My Geography teacher has started an experiment which involves me writing about what I have learnt in my lessons and about any geographical news that interests me. My Geography teacher is also going to write a blog about what she teaches me (and therefore what I should have learnt!) and hopefully the two blogs will match up. The idea is that this will not only help me to consolidate what I learn but that it will also help fellow students do the same and keep up to date with current issues.
Friday, 23 September 2011
Geography Picture of the Week - Highest resolution global map of ocean surface salinity
First up, the most observant of you will notice that I have changed my 'Geography Picture of the Day' to 'Geography Picture of the Week' as, in reflection, it was always high unlikely that I would post a picture everyday! Instead, hopefully, I will be more likely to post one weekly and although I am guessing that most will be linked to physical geography, I will try and find some relevant to our current human module........
So, what is my Geography Picture of the Week this week???
I apologise to any of you who are getting fed up with oceanography-related posts (my EPQ will be over very soon so hopefully I won't be so tempted to write about oceanography stuff all the time when I should really be writing about Development and Globalisation!) but I really couldn't resist posting this one!!!
The above image was released by NASA and represents the one of the first and high resolution global map of ocean surface salinity made, using data acquired by the Aquarius/SAC-D satellite, launched in June this year with the map itself only incorporating the first 2 and 1/2 weeks of data since Aquarius became operational on the 25th August. Scientists have been able to measure ocean salinity for decades by lowering instruments from ships or by deploying robotic floats, but the technology to gather data from orbit is a recent innovation.
The generation of this map has been long anticpated by oceanographers and meterologists so I am guessing there are a few very happy scientists around the world at the moment! If you have followed any of my highly unorganised posts on oceanography you might be able to appreciate why........
Well, our ability to map and thus determine salinity (basically the 'saltiness') will improve our understanding of ocean circulation, the risks of future alterations to it and also an understanding of a few key climatic processes (note that the oceans and atmospheres are incredibly closely coupled with, in simple terms, the oceans provided the memory for the climatic signals generated in the atmosphere).
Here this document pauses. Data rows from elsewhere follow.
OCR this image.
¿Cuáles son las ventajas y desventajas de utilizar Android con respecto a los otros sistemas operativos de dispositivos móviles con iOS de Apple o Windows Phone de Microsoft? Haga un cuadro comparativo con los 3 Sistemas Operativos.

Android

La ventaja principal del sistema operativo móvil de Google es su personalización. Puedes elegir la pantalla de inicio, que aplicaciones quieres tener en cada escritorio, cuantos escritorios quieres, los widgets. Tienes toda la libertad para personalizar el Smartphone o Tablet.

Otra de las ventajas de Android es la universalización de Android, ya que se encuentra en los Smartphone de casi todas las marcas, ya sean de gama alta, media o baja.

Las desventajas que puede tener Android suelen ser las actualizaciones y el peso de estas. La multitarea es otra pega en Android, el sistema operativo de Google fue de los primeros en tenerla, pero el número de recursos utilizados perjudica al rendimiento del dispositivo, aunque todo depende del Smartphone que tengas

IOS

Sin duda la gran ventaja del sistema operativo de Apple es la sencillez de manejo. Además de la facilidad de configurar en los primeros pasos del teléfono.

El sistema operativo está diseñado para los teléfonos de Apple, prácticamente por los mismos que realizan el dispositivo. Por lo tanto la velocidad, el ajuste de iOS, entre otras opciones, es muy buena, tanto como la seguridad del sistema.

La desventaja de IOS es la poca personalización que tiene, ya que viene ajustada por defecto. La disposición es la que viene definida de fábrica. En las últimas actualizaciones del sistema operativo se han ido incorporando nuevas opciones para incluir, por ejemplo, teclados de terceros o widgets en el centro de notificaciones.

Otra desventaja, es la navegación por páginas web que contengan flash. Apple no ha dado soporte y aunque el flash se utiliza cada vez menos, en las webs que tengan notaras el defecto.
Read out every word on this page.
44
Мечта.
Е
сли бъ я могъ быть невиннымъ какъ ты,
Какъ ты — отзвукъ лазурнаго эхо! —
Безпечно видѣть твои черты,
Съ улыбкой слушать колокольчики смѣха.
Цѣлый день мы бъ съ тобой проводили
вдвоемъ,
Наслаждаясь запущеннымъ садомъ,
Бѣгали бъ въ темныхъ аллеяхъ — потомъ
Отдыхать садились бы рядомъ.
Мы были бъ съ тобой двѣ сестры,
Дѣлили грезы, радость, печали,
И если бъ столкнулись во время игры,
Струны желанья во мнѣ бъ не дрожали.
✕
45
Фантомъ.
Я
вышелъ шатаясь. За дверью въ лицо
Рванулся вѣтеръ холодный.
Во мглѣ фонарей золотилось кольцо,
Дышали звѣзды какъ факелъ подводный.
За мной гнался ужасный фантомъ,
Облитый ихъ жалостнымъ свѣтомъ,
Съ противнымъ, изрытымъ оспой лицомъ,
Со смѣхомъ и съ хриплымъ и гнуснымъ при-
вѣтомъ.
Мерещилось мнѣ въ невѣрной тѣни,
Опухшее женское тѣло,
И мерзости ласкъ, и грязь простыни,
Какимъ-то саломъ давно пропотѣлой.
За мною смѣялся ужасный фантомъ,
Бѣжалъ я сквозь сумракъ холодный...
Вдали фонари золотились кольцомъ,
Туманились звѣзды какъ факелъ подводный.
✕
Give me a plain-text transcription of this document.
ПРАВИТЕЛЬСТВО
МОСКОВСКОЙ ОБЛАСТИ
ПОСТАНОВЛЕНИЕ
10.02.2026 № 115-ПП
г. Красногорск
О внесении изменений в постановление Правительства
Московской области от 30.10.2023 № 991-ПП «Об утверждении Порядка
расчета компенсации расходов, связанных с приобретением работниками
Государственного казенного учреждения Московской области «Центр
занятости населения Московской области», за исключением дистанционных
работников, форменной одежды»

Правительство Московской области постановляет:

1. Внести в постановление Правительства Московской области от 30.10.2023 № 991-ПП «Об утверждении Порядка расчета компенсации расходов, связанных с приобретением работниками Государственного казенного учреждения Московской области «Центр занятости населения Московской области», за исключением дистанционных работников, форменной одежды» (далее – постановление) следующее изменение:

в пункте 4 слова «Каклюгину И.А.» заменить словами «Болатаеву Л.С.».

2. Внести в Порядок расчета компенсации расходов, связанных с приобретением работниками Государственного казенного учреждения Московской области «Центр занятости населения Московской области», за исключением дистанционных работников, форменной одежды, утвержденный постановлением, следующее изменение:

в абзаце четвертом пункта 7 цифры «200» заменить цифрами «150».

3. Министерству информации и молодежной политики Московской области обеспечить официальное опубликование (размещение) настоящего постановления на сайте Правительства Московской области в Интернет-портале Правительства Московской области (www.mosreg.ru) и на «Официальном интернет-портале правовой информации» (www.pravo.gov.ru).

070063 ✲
So, what excatly does this map show? Well, the red and yellow colours represent areas of high salinity with blues and purples denoting those with low salinity and black showing areas with no data(note no data retrival on land). The maps clearly shows well-established, large scale features, significantly the major salinity differences between the Atlantic, Pacific and Indian oceans. With the Pacific ocean by far the 'freshest', supporting the absence of deep-water formation sites, and the Atlantic by far the most saline. The salinity of ocean water is intrinsic to ocean circulation, although most precisely thermohalince circulation, which is soley driven by density differences (salty water is denser than less saline waters and so is forced to sink, thereby helping to drive the circulation). Also apparent is the corespondance between areas of lower salinity and rain belts and the areas of high evaporation found in the subtropics (regions of evaporative enrichment). Smaller-scale features are also possible to identify like the freshwater outflow from the Amazon River which acts to dilute immediate Atlantic surface waters.
The goal of the Aquarius mission is to retrieve salinity with a resolution of
0.2 parts per thousand (a concentration change equivalent to about one
millilitre of salt in six litres of water). Aquarius carries three high-precision radio receivers that will record the
natural microwave emissions coming up off the water's surface; emssions varying with the electrical conductivity of the water - a
property directly related to how much dissolved salt it is carrying.
Smos global salinity map
The Nasa-Conae spacecraft is not the first ocean salinity mission in
orbit as Europe already have a satellite in operation (Smos) which was launched in 2009, producing the first ever global salinity maps generated from space. The intention is to inter-calibrate and combine the Aquarius and Smos
measurements as, together,these spacecraft are now acquiring volumes of salinity data that
dwarf all the information ever gathered in this field of study.